In the late 1990s, while Highlands Conservancy lawyers were waging the mountaintop removal / valley fill battle against King Coal and its political minions in the courts, Laura was helping the people of southern West Virginia find the courage to wage battle in the hills and hollows of communities that had up until then been told to know their place and to take whatever coal and its political army threw at them.
And just this year, when coal executives and their official government apologists were blaming God for the summer floods that wiped out whole communities, and were ridiculously suggesting that mountaintop removal mining actually helped prevent flooding, Laura suggested to the people that it was not a sin, and was not unpatriotic to speak the obvious- that flooding was the worst where mountains had been leveled and where the streams nearby were completely filled with mountaintops, and the streams further below choked with sediment from above so that the storm water had nowhere to flow except through people’s yards, through people’s homes, through their workplaces- and through their very lives.

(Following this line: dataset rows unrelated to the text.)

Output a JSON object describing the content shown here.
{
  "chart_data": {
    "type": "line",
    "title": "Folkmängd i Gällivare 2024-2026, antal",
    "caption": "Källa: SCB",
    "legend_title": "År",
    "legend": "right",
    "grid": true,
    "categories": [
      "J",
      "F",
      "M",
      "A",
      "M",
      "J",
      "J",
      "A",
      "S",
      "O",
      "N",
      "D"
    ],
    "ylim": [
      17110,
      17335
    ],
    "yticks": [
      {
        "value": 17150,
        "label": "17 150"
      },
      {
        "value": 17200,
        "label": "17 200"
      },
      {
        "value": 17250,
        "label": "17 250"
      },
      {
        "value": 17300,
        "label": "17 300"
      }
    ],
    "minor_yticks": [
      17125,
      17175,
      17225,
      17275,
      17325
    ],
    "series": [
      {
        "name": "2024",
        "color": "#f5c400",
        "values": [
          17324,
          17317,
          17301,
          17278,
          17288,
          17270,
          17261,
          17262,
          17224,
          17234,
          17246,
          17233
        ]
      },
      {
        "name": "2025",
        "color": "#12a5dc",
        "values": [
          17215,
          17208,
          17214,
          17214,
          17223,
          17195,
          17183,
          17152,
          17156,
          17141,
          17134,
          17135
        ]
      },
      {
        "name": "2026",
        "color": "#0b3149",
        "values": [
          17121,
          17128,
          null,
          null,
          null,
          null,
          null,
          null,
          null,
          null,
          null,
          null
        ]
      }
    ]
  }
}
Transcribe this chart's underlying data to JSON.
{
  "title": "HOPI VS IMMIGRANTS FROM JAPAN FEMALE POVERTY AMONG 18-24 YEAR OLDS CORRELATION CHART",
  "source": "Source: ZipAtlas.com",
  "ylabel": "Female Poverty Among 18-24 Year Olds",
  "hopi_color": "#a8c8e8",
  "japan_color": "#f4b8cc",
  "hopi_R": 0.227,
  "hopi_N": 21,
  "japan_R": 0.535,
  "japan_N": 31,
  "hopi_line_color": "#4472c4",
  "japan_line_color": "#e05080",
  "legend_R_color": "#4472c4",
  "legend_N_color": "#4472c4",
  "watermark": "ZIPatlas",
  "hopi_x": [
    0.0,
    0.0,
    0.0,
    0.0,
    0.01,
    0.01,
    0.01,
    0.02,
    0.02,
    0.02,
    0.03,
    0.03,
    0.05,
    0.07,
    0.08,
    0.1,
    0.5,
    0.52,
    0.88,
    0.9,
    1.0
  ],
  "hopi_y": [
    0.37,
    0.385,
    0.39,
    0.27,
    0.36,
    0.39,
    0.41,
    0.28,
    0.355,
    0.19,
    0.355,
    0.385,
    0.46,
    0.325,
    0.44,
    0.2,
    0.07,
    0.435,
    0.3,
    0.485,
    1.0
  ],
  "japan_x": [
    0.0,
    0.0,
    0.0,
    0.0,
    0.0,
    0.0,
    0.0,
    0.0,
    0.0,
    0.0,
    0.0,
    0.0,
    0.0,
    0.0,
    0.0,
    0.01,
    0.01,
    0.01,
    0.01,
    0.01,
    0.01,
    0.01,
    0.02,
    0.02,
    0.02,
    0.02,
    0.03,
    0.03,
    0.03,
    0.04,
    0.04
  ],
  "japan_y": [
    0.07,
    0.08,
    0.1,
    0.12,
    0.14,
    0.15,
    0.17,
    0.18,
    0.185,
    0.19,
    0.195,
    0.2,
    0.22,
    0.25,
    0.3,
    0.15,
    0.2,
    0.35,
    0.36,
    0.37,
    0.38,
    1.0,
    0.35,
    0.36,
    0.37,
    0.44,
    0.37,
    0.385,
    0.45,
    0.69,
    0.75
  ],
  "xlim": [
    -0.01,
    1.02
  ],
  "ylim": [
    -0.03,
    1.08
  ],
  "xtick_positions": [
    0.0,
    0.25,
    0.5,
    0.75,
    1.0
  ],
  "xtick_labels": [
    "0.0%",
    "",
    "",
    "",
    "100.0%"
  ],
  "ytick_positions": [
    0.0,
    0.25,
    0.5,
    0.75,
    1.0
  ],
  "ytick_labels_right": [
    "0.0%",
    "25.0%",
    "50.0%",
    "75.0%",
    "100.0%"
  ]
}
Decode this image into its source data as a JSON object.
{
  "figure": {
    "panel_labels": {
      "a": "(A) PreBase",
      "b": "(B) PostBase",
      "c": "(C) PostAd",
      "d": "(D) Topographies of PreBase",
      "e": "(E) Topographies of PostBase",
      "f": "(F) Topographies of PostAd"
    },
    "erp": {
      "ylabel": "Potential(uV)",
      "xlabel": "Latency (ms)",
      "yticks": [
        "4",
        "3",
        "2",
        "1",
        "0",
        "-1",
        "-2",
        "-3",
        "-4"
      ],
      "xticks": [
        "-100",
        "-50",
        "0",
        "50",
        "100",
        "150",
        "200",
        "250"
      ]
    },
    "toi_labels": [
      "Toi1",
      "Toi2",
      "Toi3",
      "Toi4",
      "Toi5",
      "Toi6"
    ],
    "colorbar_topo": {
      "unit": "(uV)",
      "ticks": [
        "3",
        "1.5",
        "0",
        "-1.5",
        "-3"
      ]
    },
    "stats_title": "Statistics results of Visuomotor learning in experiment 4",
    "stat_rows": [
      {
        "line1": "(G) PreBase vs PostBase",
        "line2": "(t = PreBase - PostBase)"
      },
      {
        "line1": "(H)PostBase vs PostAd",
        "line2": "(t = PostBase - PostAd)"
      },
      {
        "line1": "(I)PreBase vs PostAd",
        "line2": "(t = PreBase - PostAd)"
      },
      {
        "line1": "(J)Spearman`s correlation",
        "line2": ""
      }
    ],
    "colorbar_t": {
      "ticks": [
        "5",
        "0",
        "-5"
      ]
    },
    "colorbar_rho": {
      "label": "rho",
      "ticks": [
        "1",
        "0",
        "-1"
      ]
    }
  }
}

But where ever her work took her, Laura always performed with energy, and with dignity. Oh yes, with dignity, even while donning the language and garb of a chicken to draw attention to a gubernatorial candidate who was too chicken himself to dare debate his several learned opponents, choosing instead to debate only one old, worn out, oft defeated septuagenarian.
Laura’s death is a tragic, immeasurable loss. Laura gave some of us the inspiration to go on when our outrage was otherwise sometimes spent. We will miss her terribly.
But one thing is certain- because of Laura, West Virginia’s people have gained a new energy, a new self-respect, a new sense of defining our own values instead of those values heaped upon us by corporate Lords and their political machines.